Household and food products colossus Procter & Gamble announced Tuesday it would better analysts’ estimates in its second fiscal quarter, thanks mainly to increases both in volume and sales among its health and beauty care ranges.
P&G also expects to see overall sales rise for the first time in four quarters, while earnings will be enhanced by the sale of its stake in drug developer Regeneron Pharmaceuticals.
Core earnings, predicts P&G, will be between two to three cents a share higher than the entrail-rakers’ current consensus estimates, prompting one such seer, Jim Gingrich, consumer products analyst at Sanford Bernstein, to display his penetrating insight into the world of commerce: “What it indicates,” he opined, “is that they are certainly beginning to execute better than in the past.”
P&G also forecast that sales growth will accelerate in the second half of the fiscal year ending June.

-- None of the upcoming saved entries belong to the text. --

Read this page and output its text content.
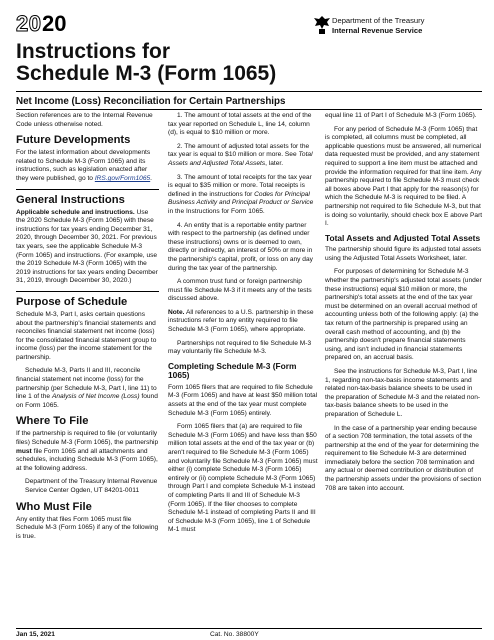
20 20	Department of the Treasury
Internal Revenue Service
Instructions for
Schedule M-3 (Form 1065)
Net Income (Loss) Reconciliation for Certain Partnerships

Section references are to the Internal Revenue Code unless otherwise noted.

Future Developments

For the latest information about developments related to Schedule M-3 (Form 1065) and its instructions, such as legislation enacted after they were published, go to IRS.gov/Form1065.

General Instructions

Applicable schedule and instructions. Use the 2020 Schedule M-3 (Form 1065) with these instructions for tax years ending December 31, 2020, through December 30, 2021. For previous tax years, see the applicable Schedule M-3 (Form 1065) and instructions. (For example, use the 2019 Schedule M-3 (Form 1065) with the 2019 instructions for tax years ending December 31, 2019, through December 30, 2020.)

Purpose of Schedule

Schedule M-3, Part I, asks certain questions about the partnership's financial statements and reconciles financial statement net income (loss) for the consolidated financial statement group to income (loss) per the income statement for the partnership.

Schedule M-3, Parts II and III, reconcile financial statement net income (loss) for the partnership (per Schedule M-3, Part I, line 11) to line 1 of the Analysis of Net Income (Loss) found on Form 1065.

Where To File

If the partnership is required to file (or voluntarily files) Schedule M-3 (Form 1065), the partnership must file Form 1065 and all attachments and schedules, including Schedule M-3 (Form 1065), at the following address.

Department of the Treasury Internal Revenue Service Center Ogden, UT 84201-0011

Who Must File

Any entity that files Form 1065 must file Schedule M-3 (Form 1065) if any of the following is true.

1. The amount of total assets at the end of the tax year reported on Schedule L, line 14, column (d), is equal to $10 million or more.

2. The amount of adjusted total assets for the tax year is equal to $10 million or more. See Total Assets and Adjusted Total Assets, later.

3. The amount of total receipts for the tax year is equal to $35 million or more. Total receipts is defined in the instructions for Codes for Principal Business Activity and Principal Product or Service in the Instructions for Form 1065.

4. An entity that is a reportable entity partner with respect to the partnership (as defined under these instructions) owns or is deemed to own, directly or indirectly, an interest of 50% or more in the partnership's capital, profit, or loss on any day during the tax year of the partnership.

A common trust fund or foreign partnership must file Schedule M-3 if it meets any of the tests discussed above.

Note. All references to a U.S. partnership in these instructions refer to any entity required to file Schedule M-3 (Form 1065), where appropriate.

Partnerships not required to file Schedule M-3 may voluntarily file Schedule M-3.

Completing Schedule M-3 (Form 1065)

Form 1065 filers that are required to file Schedule M-3 (Form 1065) and have at least $50 million total assets at the end of the tax year must complete Schedule M-3 (Form 1065) entirely.

Form 1065 filers that (a) are required to file Schedule M-3 (Form 1065) and have less than $50 million total assets at the end of the tax year or (b) aren't required to file Schedule M-3 (Form 1065) and voluntarily file Schedule M-3 (Form 1065) must either (i) complete Schedule M-3 (Form 1065) entirely or (ii) complete Schedule M-3 (Form 1065) through Part I and complete Schedule M-1 instead of completing Parts II and III of Schedule M-3 (Form 1065). If the filer chooses to complete Schedule M-1 instead of completing Parts II and III of Schedule M-3 (Form 1065), line 1 of Schedule M-1 must

equal line 11 of Part I of Schedule M-3 (Form 1065).

For any period of Schedule M-3 (Form 1065) that is completed, all columns must be completed, all applicable questions must be answered, all numerical data requested must be provided, and any statement required to support a line item must be attached and provide the information required for that line item. Any partnership required to file Schedule M-3 must check all boxes above Part I that apply for the reason(s) for which the Schedule M-3 is required to be filed. A partnership not required to file Schedule M-3, but that is doing so voluntarily, should check box E above Part I.

Total Assets and Adjusted Total Assets

The partnership should figure its adjusted total assets using the Adjusted Total Assets Worksheet, later.

For purposes of determining for Schedule M-3 whether the partnership's adjusted total assets (under these instructions) equal $10 million or more, the partnership's total assets at the end of the tax year must be determined on an overall accrual method of accounting unless both of the following apply: (a) the tax return of the partnership is prepared using an overall cash method of accounting, and (b) the partnership doesn't prepare financial statements using, and isn't included in financial statements prepared on, an accrual basis.

See the instructions for Schedule M-3, Part I, line 1, regarding non-tax-basis income statements and related non-tax-basis balance sheets to be used in the preparation of Schedule M-3 and the related non-tax-basis balance sheets to be used in the preparation of Schedule L.

In the case of a partnership year ending because of a section 708 termination, the total assets of the partnership at the end of the year for determining the requirement to file Schedule M-3 are determined immediately before the section 708 termination and any actual or deemed contribution or distribution of the partnership assets under the provisions of section 708 are taken into account.

Jan 15, 2021	Cat. No. 38800Y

It will be driven by new products such as Pampers Baby Stages of Development diapers and a Crest Spinbrush with replaceable heads.
“Despite significant economic uncertainties that continue to exist in the global marketplace,” said chief executive A G Lafley, “we are seeing satisfactory volume progress in all regions, with health care and beauty care delivering particularly strong growth. P&G's improving cash flow and cost structure means that we have the financial flexibility to invest behind promising innovations on established and new brands.”